Art and Monuments; Inescapable Sorrows
Faculty member Karen Gover recently published a guest blog post on Aesthetics for Birds about Christoph Büchel's controversial petition to designate President Trump's eight border wall prototypes as a national monument.
From Gover's "Art and Monuments: The Case of Trump's Border Wall":
"Monuments are inherently political in a way that other kinds of artworks are not. As the recent controversies surrounding the removal of civil war monuments has made painfully clear, monuments make a public statement about what citizens should value and remember. [...] By petitioning that the wall prototypes be preserved indefinitely as a kind of memorial to bigotry, Büchel implicates anti-immigration Trump supporters and the liberal elite art establishment under the same proposal."
Gover Publishes in Times Higher Education
Gover's review of Scott Samuelson's Seven Ways of Looking at Pointless Suffering: What Philosophy Can Tell Us About the Hardest Mystery of All was published by Times Higher Education.

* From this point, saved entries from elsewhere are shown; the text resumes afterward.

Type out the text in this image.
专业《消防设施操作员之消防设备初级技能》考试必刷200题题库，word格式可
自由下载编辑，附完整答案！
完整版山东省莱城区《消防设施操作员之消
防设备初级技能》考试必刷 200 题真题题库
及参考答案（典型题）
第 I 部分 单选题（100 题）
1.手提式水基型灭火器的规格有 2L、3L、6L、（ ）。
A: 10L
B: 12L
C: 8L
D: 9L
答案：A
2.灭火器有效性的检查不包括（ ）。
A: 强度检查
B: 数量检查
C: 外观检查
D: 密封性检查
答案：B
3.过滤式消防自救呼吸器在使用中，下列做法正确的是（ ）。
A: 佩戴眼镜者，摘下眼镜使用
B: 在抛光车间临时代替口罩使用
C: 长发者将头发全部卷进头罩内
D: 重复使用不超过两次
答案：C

Her review explores the grace and grit necessary for dealing with the problem of pointless suffering.
If meaningless suffering is constitutive of a human life, if it is inescapable and ineluctable, then we must reconcile ourselves to this fact with as much grace and resilience as possible. And yet, at the same time, we cannot simply roll over and accept suffering if and when we are able to intervene.